I ran to the curb where the soldiers Mordechai had mowed down were lying. Their blood mixed with the snow, turning it into red and white slush. A young wounded soldier was crawling away from me. No idea if he was Latvian, German, or Ukrainian, but he had a beautiful face, like an angel, and he said something I couldn’t understand. Was he asking for help? Was it a prayer?

I pointed my gun at him. He looked up at me. Pleading. He didn’t want to die.

Why did he hope for mercy? He wouldn’t have shown me any. The swine. With his angelic face. My hand shook. I wanted to pull the trigger. I had to.

The soldier started to cry, said something in German, and then, “Marlene…”
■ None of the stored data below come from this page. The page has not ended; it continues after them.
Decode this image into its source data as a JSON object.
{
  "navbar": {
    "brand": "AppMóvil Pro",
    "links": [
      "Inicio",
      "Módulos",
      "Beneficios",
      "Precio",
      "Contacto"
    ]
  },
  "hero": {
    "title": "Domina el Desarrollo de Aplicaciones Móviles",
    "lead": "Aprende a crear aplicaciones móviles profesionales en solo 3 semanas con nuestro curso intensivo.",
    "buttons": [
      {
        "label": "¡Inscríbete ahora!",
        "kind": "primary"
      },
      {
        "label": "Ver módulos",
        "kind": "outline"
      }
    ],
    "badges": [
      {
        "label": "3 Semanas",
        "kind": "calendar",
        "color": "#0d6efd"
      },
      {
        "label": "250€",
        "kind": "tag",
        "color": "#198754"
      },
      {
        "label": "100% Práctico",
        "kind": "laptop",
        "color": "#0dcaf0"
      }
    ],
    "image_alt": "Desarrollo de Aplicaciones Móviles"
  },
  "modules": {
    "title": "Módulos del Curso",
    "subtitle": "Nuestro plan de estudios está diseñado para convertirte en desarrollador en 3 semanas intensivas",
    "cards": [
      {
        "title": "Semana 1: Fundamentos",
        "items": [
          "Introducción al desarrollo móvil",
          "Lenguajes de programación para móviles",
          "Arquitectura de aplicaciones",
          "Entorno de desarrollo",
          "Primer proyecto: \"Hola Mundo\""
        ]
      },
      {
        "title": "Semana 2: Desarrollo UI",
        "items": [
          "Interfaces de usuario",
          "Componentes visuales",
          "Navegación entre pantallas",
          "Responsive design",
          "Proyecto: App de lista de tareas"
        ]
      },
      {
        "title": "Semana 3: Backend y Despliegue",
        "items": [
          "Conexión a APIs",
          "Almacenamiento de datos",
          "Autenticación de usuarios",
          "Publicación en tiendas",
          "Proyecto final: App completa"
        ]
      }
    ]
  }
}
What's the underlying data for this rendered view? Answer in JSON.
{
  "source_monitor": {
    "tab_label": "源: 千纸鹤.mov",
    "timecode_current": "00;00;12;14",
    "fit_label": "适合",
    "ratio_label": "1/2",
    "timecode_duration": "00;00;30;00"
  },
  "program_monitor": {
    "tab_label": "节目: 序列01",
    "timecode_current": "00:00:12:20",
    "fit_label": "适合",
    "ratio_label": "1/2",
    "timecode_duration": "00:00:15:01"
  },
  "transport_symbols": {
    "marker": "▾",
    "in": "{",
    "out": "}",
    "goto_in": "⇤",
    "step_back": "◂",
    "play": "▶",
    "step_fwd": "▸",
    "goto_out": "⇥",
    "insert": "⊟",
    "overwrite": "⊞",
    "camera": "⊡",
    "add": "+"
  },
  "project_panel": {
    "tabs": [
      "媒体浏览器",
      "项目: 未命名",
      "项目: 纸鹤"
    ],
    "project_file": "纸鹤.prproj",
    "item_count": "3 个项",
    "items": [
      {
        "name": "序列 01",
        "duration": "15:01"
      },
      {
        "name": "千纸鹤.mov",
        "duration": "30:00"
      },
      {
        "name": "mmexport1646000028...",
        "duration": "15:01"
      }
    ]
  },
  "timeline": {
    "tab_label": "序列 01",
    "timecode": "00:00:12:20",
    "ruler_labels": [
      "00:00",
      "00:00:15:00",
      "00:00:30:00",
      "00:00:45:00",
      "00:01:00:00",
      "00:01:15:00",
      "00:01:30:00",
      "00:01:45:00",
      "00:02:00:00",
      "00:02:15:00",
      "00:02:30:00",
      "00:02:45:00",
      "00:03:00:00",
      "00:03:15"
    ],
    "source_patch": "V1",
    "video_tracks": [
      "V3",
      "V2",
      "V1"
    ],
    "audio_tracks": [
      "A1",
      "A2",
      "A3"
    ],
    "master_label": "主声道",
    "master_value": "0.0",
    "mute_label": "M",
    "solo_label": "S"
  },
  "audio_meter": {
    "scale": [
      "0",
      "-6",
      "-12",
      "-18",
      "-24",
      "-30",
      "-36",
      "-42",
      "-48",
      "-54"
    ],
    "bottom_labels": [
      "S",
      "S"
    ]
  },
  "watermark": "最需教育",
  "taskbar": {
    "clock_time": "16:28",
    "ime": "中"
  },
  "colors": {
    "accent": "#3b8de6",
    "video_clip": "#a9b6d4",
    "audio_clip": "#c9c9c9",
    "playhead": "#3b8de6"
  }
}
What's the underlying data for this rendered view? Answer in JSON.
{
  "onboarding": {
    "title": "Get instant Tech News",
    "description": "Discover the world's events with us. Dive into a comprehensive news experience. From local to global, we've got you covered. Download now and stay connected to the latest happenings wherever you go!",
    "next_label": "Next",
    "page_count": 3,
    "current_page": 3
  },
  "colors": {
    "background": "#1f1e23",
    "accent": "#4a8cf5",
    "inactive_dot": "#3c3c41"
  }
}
Like Marlene Dietrich in the American films. Was that the name of his wife or girlfriend? Or of his daughter? Or was he too young to be a father? My hand shook even more. The soldier cried. I bent my finger to squeeze the trigger. Then I heard Mordechai shout, “Mira, behind you!”

I turned round. An SS man the size of a bull was aiming his gun at me, less than three meters away.

I shot at once.

The man slumped down. Lifeless in the snow.

I felt sick.

Mordechai grabbed me by the shoulders and yelled in my ear, “Run!”

We both started running. So did Amos. The two of them shot at the SS who backed off, scared. We ran down two streets, and then Mordechai shouted, “In here!”

We dashed inside and up the stairs. I couldn’t breathe, and Amos was bleeding badly. His coat sleeve was soaked in blood, but Mordechai wouldn’t let us stop. We scaled up a ladder into the attic, and from there we went through a hole into the next house. The resistance had started building escape routes between buildings. A sort of street system above the actual streets. But the attics weren’t safe to hide in. We ran back down the stairs in one of the houses, and into a secret bunker where we fell to the ground, exhausted. I threw up. Mordechai applied a tourniquet above Amos’s bleeding wound. No one said a word. We were exhausted and wound up at the same time. Then Amos started to laugh. Hysterically. Mordecai joined in. Hysterical, too. And I laughed with them, and then I cried. For Miriam and Michal.

We hugged one another, feeling happy and sad. Sad because we had lost comrades—friends—and happy to be alive. We had killed SS soldiers. Jews had killed Germans. Nothing would ever be the same again.